The Report's principal recommendations included: the federal government should formally acknowledge that 'First Nations have a unique constitutional status' and that they 'constitute an order of government' independent of federal and provincial governments; an entrenched constitutional amendment recognising the inherent right of self-government; elimination of the Indian Act in favour of First Nations Recognition Acts; recognition of First Nations' jurisdiction over education, social services, lands and resources, and other matters; establishment of First Nations financial agreements; transfer of Indian Affairs Department functions to First Nations; and Aboriginal-rights training for federal officials.
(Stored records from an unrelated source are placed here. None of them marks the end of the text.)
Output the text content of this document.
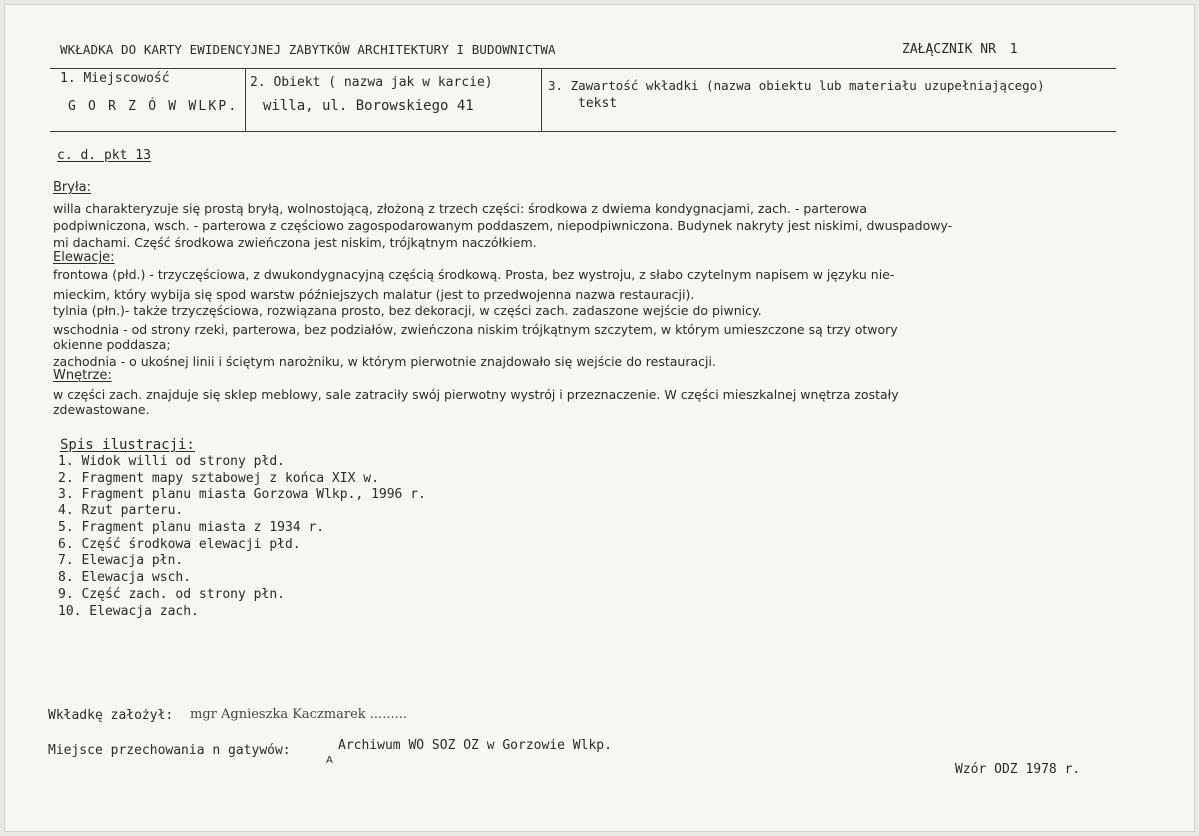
WKŁADKA DO KARTY EWIDENCYJNEJ ZABYTKÓW ARCHITEKTURY I BUDOWNICTWA	ZAŁĄCZNIK NR 1
1. Miejscowość
G O R Z Ó W WLKP.
2. Obiekt ( nazwa jak w karcie)
willa, ul. Borowskiego 41
3. Zawartość wkładki (nazwa obiektu lub materiału uzupełniającego)
tekst
c. d. pkt 13
Bryła:
willa charakteryzuje się prostą bryłą, wolnostojącą, złożoną z trzech części: środkowa z dwiema kondygnacjami, zach. - parterowa
podpiwniczona, wsch. - parterowa z częściowo zagospodarowanym poddaszem, niepodpiwniczona. Budynek nakryty jest niskimi, dwuspadowy-
mi dachami. Część środkowa zwieńczona jest niskim, trójkątnym naczółkiem.
Elewacje:
frontowa (płd.) - trzyczęściowa, z dwukondygnacyjną częścią środkową. Prosta, bez wystroju, z słabo czytelnym napisem w języku nie-
mieckim, który wybija się spod warstw późniejszych malatur (jest to przedwojenna nazwa restauracji).
tylnia (płn.)- także trzyczęściowa, rozwiązana prosto, bez dekoracji, w części zach. zadaszone wejście do piwnicy.
wschodnia - od strony rzeki, parterowa, bez podziałów, zwieńczona niskim trójkątnym szczytem, w którym umieszczone są trzy otwory
okienne poddasza;
zachodnia - o ukośnej linii i ściętym narożniku, w którym pierwotnie znajdowało się wejście do restauracji.
Wnętrze:
w części zach. znajduje się sklep meblowy, sale zatraciły swój pierwotny wystrój i przeznaczenie. W części mieszkalnej wnętrza zostały
zdewastowane.
Spis ilustracji:
1. Widok willi od strony płd.
2. Fragment mapy sztabowej z końca XIX w.
3. Fragment planu miasta Gorzowa Wlkp., 1996 r.
4. Rzut parteru.
5. Fragment planu miasta z 1934 r.
6. Część środkowa elewacji płd.
7. Elewacja płn.
8. Elewacja wsch.
9. Część zach. od strony płn.
10. Elewacja zach.
Wkładkę założył: mgr Agnieszka Kaczmarek .........
Miejsce przechowania n gatywów:	Archiwum WO SOZ OZ w Gorzowie Wlkp.
A
Wzór ODZ 1978 r.
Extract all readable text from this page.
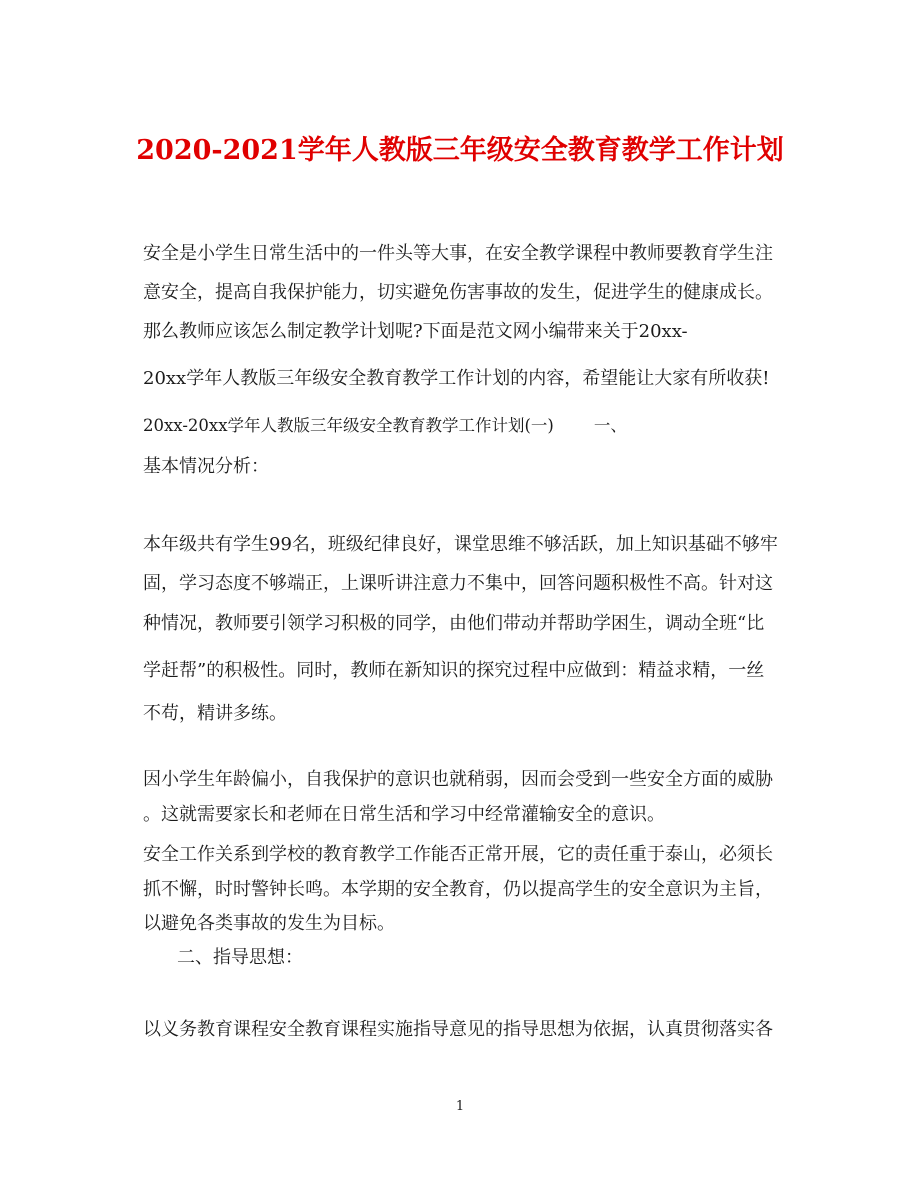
2020-2021学年人教版三年级安全教育教学工作计划
安全是小学生日常生活中的一件头等大事，在安全教学课程中教师要教育学生注
意安全，提高自我保护能力，切实避免伤害事故的发生，促进学生的健康成长。
那么教师应该怎么制定教学计划呢?下面是范文网小编带来关于20xx-
20xx学年人教版三年级安全教育教学工作计划的内容，希望能让大家有所收获!
20xx-20xx学年人教版三年级安全教育教学工作计划(一) 一、
基本情况分析：
本年级共有学生99名，班级纪律良好，课堂思维不够活跃，加上知识基础不够牢
固，学习态度不够端正，上课听讲注意力不集中，回答问题积极性不高。针对这
种情况，教师要引领学习积极的同学，由他们带动并帮助学困生，调动全班“比
学赶帮”的积极性。同时，教师在新知识的探究过程中应做到：精益求精，一丝
不苟，精讲多练。
因小学生年龄偏小，自我保护的意识也就稍弱，因而会受到一些安全方面的威胁
。这就需要家长和老师在日常生活和学习中经常灌输安全的意识。
安全工作关系到学校的教育教学工作能否正常开展，它的责任重于泰山，必须长
抓不懈，时时警钟长鸣。本学期的安全教育，仍以提高学生的安全意识为主旨，
以避免各类事故的发生为目标。
二、指导思想：
以义务教育课程安全教育课程实施指导意见的指导思想为依据，认真贯彻落实各
1
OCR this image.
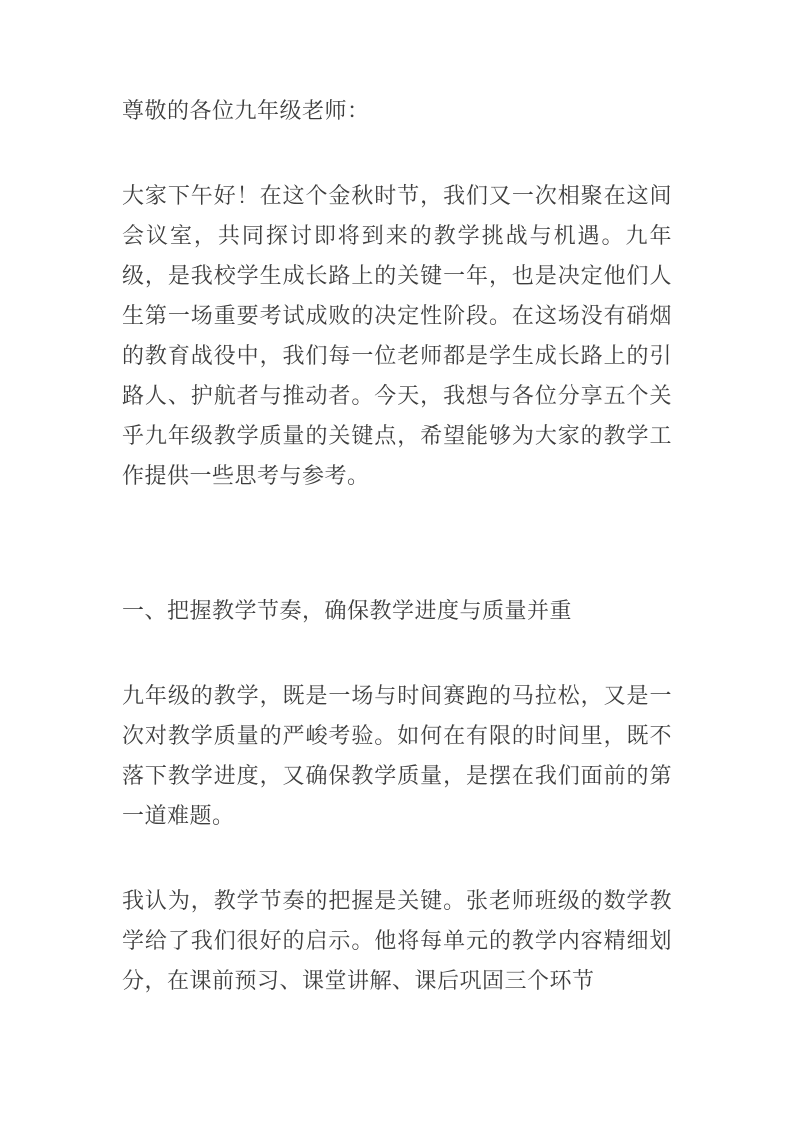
尊敬的各位九年级老师：

大家下午好！在这个金秋时节，我们又一次相聚在这间会议室，共同探讨即将到来的教学挑战与机遇。九年级，是我校学生成长路上的关键一年，也是决定他们人生第一场重要考试成败的决定性阶段。在这场没有硝烟的教育战役中，我们每一位老师都是学生成长路上的引路人、护航者与推动者。今天，我想与各位分享五个关乎九年级教学质量的关键点，希望能够为大家的教学工作提供一些思考与参考。

一、把握教学节奏，确保教学进度与质量并重

九年级的教学，既是一场与时间赛跑的马拉松，又是一次对教学质量的严峻考验。如何在有限的时间里，既不落下教学进度，又确保教学质量，是摆在我们面前的第一道难题。

我认为，教学节奏的把握是关键。张老师班级的数学教学给了我们很好的启示。他将每单元的教学内容精细划分，在课前预习、课堂讲解、课后巩固三个环节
Federal response was initially limited. The Trudeau Liberal government accepted some Penner Report recommendations in principle but did not implement them. The 1984 Federal Election brought Brian Mulroney's Conservatives to power, with different priorities. Mulroney's government did pass the Sechelt Indian Band Self-Government Act of June 17, 1986 (implementing some Penner Report ideas in a band-specific framework) and pursued constitutional recognition of inherent self-government in the 1987 Meech Lake Accord and the 1992 Charlottetown Accord (both of which failed). The 1995 federal Inherent Right Policy of the Chrétien government adopted much of the Penner Report's framework, recognising the inherent right of self-government as an existing right under section 35. The Penner Report is now widely regarded as having shaped the conceptual framework of modern federal-Indigenous self-government policy, even though its specific constitutional recommendations were not adopted.
Why this matters for your test
The Penner Report was the first Parliamentary endorsement of inherent Indigenous self-government and shaped subsequent policy. Recognising the November 21, 1983 tabling and the inherent-right-as-distinct-order-of-government framework gives candidates two specific anchors.